Spintronics offers new application possibilities for computer data storage, transfer and processing, but the technology’s main drawback is the instability of spin information transport. In the journal Science Advances, UCLouvain and University of Paris researchers present a carbon nanostructure that addresses it.
Super Sonic? No, spintronics has nothing to do with Sega’s little hedgehog mascot. Energy and speed are essential to both, yes, but the analogy ends there.
Spintronics is a technology that uses the spin and charge of electrons to store, transport and process computer data. The technology allows stabler, faster data transport while reducing the energy required for it. The electron is an elementary particle that plays a major role in all the physical properties of matter such as electrical or thermal conductivity, mechanical properties, magnetism and luminescence. Much like the earth revolves around the sun, an electron spins while revolving around the atom’s nucleus. This simplistic image illustrates the purely quantum property, the electron’s spin, which is at the heart of spintronics.

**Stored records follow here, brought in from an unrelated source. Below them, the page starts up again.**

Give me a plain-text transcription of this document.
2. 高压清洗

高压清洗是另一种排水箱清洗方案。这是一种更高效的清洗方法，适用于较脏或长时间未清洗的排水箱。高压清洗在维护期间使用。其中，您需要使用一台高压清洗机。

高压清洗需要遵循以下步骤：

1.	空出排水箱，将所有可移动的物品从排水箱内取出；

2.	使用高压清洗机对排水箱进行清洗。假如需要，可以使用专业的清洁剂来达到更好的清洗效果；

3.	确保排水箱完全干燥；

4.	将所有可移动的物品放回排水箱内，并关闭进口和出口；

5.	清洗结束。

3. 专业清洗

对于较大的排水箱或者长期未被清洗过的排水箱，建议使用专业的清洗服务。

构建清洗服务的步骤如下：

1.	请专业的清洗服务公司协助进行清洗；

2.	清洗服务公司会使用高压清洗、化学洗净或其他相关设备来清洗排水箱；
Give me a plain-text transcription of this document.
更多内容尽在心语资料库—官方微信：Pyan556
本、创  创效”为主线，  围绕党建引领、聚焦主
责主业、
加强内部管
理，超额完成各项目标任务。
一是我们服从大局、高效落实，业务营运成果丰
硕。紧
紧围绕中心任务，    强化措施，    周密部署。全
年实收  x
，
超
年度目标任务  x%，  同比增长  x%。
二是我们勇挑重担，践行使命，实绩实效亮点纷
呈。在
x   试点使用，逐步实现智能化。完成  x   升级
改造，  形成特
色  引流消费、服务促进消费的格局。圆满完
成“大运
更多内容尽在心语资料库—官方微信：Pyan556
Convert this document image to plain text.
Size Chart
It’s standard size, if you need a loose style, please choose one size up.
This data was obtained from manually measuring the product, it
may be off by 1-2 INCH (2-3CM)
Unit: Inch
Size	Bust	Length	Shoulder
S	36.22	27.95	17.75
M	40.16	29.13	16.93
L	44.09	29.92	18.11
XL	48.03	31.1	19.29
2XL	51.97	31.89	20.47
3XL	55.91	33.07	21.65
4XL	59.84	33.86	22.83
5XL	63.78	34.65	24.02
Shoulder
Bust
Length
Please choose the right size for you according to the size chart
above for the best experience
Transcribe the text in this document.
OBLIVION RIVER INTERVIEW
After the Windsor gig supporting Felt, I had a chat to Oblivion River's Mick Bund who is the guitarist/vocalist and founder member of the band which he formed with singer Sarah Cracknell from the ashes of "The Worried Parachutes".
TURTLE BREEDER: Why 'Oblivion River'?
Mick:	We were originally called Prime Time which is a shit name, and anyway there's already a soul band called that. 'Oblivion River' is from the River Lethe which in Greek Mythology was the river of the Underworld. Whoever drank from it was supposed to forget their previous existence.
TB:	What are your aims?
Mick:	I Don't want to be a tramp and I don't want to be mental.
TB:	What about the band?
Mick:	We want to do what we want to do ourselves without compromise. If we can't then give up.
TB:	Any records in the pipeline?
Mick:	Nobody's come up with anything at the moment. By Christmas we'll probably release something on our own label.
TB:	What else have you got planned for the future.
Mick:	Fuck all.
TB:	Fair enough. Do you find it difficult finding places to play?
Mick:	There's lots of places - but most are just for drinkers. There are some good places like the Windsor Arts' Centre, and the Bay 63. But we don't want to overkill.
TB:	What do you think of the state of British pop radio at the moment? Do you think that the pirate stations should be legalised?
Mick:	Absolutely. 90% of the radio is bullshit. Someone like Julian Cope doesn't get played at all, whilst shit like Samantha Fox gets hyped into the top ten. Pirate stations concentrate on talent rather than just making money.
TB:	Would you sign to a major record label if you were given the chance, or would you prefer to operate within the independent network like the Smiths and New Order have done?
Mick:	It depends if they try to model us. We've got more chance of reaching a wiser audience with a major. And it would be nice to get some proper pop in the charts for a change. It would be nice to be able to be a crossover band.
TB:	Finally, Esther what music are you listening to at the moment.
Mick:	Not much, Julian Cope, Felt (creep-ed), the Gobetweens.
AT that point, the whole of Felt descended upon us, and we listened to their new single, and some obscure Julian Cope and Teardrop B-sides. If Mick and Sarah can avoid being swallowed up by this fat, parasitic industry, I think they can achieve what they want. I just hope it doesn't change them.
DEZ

Opening a technological lock
The amount of computer-processed data is growing exponentially and will continue to grow in the years to come, especially with the arrival of 5G. So many people possess countless photos and hours of videos or music on their smartphone or computer. Storing, reading, modifying, and recording all this information represents classic computer information processing. In order to optimise these processes, certain spintronic circuits, a quantum technology born in the 1980s, are used in practically all elements of information storage, whether in a magnetic hard disk or magnetic random access memory (MRAM). The problem is that while the storage of information in magnetic form has recently made tremendous progress, approaching 40 GB/cm², the transport of spin information on a chip remains delicate and very unstable. It’s practically impossible to transport without losing it (via decoherence) between the components on electronic cards. Opening this technological lock remains absolutely necessary to overcoming the current paradigm of computer architectures. This is what Aurélien Lherbier and Jean-Christophe Charlier of the UCLouvain Institute for Condensed Matter and Nanosciences (IMCN) have tackled with two University of Paris teams under the direction of Clément Barraud of the Materials and Quantum Phenomena Laboratory. The collaboration led to the creation of an artificial nanostructure allowing the transport of quantum information over long distances using spintronics, thus overcoming instability and considerably accelerating data processing speed. Study results will be published on 31 July in the journal Science Advances.
Protective carbon cage
Quantum information is inherently extremely fragile. While many theories have emerged in recent years concerning spin logic circuits, outperforming the competition in terms of energy consumption, an optimised information transport system was still lacking. This is the challenge that teams at the University of Paris Quantum Materials and Phenomena Laboratory and ITODYS Laboratory took up in collaboration with the IMCN’s Prof. Charlier and Research Associate Lherbier. They succeeded in generating a protective platform using multi-walled carbon nanotubes of which only the outer wall is chemically modified by molecules, like a cage.
The benefit of the nanotube’s chemical modification: it allows a very strong spin signal to be sent while isolating the spins toward the nanotube’s internal walls, which are naturally more protected against decoherence phenomena that dilute the original information. Dr Lherbier explains, ‘Calculations based on the experimental data appear to push the spin transport distance beyond a millimetre, as compared to a few tens and hundreds of micrometres previously measured in graphene, a very similar system.’ The technological advance could make it possible to create a new generation of quantum spin logic devices that extend the limits of current computer architectures by saving significant data-processing time and sharply reducing computer energy consumption.
Image : Illustration of a device made from a chemically modified multi-walled carbon nanotube on its outer layer and connected between two magnetic electrodes serving as a spin source and spin detector. The presence of molecules on the outer wall of the nanotube allows information to be concentrated in the inner walls. The speed of information movement is 5.105 m/s, 600 times slower than the speed of light.